В день 55-летия я подарил ему набор авторучек с золотыми или позолоченными перьями, которые он отказался принять, — очень дорогой подарок, и только благодаря вмешательству Лили принял, пообещав отработать сти­хами.

Мы все, близкие Борису Алексеевичу люди, были убеждены, что имя поэта Бориса Чичибабина станет широко известным по всем ближним и дальним городам и весям, но произошло это столь быстро, что оказалось неожиданным и для нас, и для самого поэта.

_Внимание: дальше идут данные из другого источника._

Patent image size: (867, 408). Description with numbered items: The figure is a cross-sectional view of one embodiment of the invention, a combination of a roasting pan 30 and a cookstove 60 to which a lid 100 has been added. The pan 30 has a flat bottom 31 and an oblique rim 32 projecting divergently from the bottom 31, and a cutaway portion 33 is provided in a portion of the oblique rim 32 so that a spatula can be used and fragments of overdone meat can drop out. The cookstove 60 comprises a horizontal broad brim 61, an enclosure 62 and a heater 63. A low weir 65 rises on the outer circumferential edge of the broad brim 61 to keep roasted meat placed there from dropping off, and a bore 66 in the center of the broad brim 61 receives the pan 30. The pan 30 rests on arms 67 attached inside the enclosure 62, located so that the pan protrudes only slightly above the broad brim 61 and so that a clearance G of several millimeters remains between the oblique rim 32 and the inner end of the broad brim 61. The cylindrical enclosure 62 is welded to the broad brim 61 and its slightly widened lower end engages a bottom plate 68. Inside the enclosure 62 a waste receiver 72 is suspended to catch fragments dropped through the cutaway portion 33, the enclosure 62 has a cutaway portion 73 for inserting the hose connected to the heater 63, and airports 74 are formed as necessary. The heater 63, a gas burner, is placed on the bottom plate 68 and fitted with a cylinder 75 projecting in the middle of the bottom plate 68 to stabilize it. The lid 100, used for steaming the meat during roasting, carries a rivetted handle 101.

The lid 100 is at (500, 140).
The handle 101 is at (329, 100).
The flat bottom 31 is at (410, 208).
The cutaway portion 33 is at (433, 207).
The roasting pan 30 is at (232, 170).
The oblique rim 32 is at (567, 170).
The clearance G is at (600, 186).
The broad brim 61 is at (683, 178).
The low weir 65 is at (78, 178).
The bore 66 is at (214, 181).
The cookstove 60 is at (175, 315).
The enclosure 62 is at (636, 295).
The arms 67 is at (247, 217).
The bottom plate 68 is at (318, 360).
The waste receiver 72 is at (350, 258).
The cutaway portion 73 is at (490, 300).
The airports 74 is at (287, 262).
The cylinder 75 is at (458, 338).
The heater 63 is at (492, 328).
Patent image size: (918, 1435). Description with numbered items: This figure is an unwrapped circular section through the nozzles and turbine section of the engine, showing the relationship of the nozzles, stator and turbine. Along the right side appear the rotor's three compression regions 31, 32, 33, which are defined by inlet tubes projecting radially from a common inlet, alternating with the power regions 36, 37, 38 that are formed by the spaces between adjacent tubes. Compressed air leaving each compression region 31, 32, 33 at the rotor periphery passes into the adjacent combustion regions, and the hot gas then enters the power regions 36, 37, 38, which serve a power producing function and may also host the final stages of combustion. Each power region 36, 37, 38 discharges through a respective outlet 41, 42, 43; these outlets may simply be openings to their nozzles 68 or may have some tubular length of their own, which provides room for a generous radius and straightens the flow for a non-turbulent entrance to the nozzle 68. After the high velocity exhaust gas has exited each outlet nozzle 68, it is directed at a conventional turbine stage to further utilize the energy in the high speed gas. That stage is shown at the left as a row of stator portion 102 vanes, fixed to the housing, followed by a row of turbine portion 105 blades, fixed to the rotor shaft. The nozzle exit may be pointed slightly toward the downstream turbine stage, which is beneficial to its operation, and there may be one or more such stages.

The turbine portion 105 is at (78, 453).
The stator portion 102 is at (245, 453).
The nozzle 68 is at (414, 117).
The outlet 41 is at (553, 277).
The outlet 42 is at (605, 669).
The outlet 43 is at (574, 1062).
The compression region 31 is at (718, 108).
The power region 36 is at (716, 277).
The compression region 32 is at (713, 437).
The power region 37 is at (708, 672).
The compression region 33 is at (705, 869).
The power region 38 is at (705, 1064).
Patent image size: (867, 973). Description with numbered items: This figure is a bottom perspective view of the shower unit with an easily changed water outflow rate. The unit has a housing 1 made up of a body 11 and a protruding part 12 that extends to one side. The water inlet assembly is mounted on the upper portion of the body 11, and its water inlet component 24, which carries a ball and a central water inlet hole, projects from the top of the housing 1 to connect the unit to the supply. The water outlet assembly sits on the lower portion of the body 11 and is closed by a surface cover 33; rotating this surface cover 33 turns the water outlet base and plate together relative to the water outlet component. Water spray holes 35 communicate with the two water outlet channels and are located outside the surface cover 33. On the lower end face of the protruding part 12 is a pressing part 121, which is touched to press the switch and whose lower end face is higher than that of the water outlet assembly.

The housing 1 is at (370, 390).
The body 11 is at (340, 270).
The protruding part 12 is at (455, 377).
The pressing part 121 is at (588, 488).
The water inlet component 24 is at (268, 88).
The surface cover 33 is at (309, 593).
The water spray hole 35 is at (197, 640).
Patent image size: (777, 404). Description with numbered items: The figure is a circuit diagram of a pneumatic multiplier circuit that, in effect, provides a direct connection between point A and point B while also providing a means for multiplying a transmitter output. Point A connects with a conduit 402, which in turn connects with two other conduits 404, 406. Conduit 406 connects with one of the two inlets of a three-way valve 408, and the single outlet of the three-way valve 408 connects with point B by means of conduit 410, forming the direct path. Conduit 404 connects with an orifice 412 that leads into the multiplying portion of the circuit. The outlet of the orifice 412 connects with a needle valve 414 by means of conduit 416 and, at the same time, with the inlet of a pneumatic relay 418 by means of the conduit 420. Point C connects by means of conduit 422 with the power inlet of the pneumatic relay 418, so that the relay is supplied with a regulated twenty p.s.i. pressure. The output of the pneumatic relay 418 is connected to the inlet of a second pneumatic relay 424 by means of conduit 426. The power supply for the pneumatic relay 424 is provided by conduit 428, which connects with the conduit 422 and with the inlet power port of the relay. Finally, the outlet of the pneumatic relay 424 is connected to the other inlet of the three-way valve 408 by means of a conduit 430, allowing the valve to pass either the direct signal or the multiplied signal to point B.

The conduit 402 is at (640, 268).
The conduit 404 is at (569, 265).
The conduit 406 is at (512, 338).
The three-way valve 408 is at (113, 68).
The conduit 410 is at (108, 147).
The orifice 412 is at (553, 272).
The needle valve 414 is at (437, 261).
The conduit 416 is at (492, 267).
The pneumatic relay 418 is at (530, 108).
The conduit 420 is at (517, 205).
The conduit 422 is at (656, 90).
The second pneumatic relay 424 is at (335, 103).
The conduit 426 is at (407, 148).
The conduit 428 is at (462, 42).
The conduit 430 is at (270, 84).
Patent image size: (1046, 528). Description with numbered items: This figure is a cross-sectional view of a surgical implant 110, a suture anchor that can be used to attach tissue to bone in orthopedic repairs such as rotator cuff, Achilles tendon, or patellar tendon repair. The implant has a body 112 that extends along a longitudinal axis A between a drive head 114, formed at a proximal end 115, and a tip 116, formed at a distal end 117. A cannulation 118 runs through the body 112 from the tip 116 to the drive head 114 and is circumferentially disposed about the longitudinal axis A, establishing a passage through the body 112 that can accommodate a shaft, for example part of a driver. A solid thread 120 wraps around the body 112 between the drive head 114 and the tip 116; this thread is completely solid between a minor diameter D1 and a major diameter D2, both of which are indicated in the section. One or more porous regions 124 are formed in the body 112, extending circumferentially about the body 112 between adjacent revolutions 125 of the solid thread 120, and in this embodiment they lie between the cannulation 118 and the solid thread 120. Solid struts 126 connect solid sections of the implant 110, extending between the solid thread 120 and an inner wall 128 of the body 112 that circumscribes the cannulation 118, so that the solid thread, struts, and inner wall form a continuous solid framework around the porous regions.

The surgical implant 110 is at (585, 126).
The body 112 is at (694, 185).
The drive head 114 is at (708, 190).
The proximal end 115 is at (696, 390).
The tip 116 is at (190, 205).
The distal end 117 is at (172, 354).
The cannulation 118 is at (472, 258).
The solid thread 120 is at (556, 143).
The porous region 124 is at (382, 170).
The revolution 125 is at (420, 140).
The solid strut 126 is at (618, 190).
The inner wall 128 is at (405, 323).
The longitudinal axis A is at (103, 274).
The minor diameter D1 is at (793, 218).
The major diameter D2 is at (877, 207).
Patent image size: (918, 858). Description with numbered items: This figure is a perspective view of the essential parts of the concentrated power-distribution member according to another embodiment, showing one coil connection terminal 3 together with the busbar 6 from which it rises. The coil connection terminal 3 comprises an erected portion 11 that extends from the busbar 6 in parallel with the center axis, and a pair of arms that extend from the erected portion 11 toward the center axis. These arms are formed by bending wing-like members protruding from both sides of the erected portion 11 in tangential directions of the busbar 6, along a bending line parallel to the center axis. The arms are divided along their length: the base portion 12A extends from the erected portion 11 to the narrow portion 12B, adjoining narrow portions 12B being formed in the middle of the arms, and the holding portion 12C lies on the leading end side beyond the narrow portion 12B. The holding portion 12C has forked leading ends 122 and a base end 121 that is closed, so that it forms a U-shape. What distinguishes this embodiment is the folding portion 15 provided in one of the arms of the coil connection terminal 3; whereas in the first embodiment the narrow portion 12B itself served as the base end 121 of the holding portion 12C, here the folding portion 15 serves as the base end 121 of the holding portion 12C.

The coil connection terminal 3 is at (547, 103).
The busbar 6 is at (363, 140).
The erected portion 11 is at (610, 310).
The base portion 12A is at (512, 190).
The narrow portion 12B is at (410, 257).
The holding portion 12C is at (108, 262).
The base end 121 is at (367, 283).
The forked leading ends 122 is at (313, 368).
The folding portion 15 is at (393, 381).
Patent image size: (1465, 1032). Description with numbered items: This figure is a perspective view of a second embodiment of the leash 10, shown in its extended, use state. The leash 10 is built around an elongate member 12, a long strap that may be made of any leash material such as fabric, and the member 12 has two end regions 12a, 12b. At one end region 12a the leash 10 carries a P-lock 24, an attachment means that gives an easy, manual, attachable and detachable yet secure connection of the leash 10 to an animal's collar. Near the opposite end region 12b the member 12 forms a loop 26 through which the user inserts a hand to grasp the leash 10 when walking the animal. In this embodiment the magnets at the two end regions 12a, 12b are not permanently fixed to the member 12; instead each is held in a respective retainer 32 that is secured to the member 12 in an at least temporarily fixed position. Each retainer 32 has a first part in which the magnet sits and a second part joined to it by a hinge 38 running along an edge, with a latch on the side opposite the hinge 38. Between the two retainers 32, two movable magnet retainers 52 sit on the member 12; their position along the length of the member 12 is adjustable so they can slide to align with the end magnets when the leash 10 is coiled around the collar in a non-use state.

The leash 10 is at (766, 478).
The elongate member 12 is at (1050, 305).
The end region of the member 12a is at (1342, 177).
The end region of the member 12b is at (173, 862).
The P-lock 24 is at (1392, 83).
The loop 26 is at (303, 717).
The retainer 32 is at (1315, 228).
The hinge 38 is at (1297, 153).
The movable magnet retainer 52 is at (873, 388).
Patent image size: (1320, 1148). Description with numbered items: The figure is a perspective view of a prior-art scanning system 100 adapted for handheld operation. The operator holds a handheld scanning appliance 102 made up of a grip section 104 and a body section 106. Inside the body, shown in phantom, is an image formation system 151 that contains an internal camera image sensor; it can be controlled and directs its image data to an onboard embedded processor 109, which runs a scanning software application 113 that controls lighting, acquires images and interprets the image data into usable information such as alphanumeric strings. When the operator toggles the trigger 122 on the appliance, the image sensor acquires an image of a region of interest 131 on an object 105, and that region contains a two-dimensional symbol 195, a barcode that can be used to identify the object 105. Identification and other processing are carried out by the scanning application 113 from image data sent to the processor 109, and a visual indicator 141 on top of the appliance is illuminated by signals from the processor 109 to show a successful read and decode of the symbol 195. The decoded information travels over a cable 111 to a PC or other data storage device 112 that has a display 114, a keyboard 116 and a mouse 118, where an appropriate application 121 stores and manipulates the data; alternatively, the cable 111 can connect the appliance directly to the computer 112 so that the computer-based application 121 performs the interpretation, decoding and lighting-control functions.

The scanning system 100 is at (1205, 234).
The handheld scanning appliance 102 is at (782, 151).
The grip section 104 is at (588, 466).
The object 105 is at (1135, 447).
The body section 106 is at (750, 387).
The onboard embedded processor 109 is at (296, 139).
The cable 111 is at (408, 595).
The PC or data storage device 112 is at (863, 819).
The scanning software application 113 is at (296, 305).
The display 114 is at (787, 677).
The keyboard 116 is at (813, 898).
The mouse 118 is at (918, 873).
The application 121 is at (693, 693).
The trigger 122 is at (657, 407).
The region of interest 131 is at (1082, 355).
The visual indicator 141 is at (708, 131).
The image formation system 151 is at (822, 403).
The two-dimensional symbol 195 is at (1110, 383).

Как-то в пятницу, по пути с работы я зашел к Лиле и Борису, где был встречен добродушными хозяевами, включая и Раису Зиновьевну (маму Лили). Во время ужина разговор зашел о том, что по субботам никакого желания нет ходить на работу, черная суббота была и у Лили. Борис Алексеевич привел пример, сравнивая древнего раба, которого кнутами гнали на работу,— и нас, которые вроде бы свободны, но добровольно давимся в транспорте, торопясь на работу. «Тому, кто ЭТО придумал,— сказал Борис Алексеевич,— надо памятник поставить...», а через несколько дней прочитал — «Как страшно в субботу ходить на работу...»

После очередной поездки в Москву, где выступал Борис Чичибабин, Лиля и Борис с большой радостью рассказали, что было успешное выступление, и Лидия Корне­евна Чуковская стоя аплодировала Борису, когда он прочел «Памяти Твардовского», «Не умер Сталин». Это было открытие Чичибабина в великой поэзии для всех.

Случайно встретил Лилю и Бориса Алексеевича на огоро­де, и Лиля сообщила потрясающую весть, что Боре присудили премию имени А. Д. Сахарова за гражданское мужество писателя. Я искренне был рад и сердечно поздравил, а Борис Алексеевич стоял смутившись, слегка улыбаясь, очевидно, вспомнил свои мытарства.

В середине осени 1994 г. Лиля, Аня (сестра Лили), Борис Алексеевич и я поехали на могилу Г.С. Сковороды, которого Чичибабин очень ценил. Было холодно, изрядно промерзли. В музее было пусто, но нам уделили внимание и, когда узнали Бориса Чичибабина, были очень рады. Борис Алексеевич оставил отзыв в журнале посетитетелей. Музей находится в очень красивом месте, которое сейчас называется Сковородиновка. На обратном пути заехали в кафе согреться и перекусить. Борис Алекссевич был доволен и задумчив. У него намечался вскоре очередной выезд в Москву для участия в вечере «Литературной газеты».

Последняя наша встреча была на дне моего рождения 22 ноября 1994 г. Борис Алексеевич и Лиля пришли поздравить. Борис Алексеевич выглядел немножко усталым, жаловался на холод и несколько раз повторил: «...дожить бы до тепла...». Очевидно, это были строки ненаписанного стихотворения или жалоба в связи с плохим самочувствием... На следующий день я уезжал в Судак в отпуск и, когда Лиля вышла из-за стола, он мне тихо сказал: «Миша, я скоро умру... я это чувствую, — загадочно улыбнулся, но без грусти.— Только не говори Лиле», — попросил он. Я встревожился, но он успокоил меня, что это будет не так скоро и мы встретимся, поговорим после его дня рождения (9.01.95 г.), потому что до этого просто не будет времени (мой отъезд, предновогодние хлопоты, подготовка к 9 января, на дне рождения не поговоришь... надо всем уделить внимание). После вечеринки проводил Бориса Алексеевича и Лилю к машине, ожидавшей их, и они уехали.

Больше Бориса Алексеевича я не видел.

Наш круг друзей не распался, но осиротел.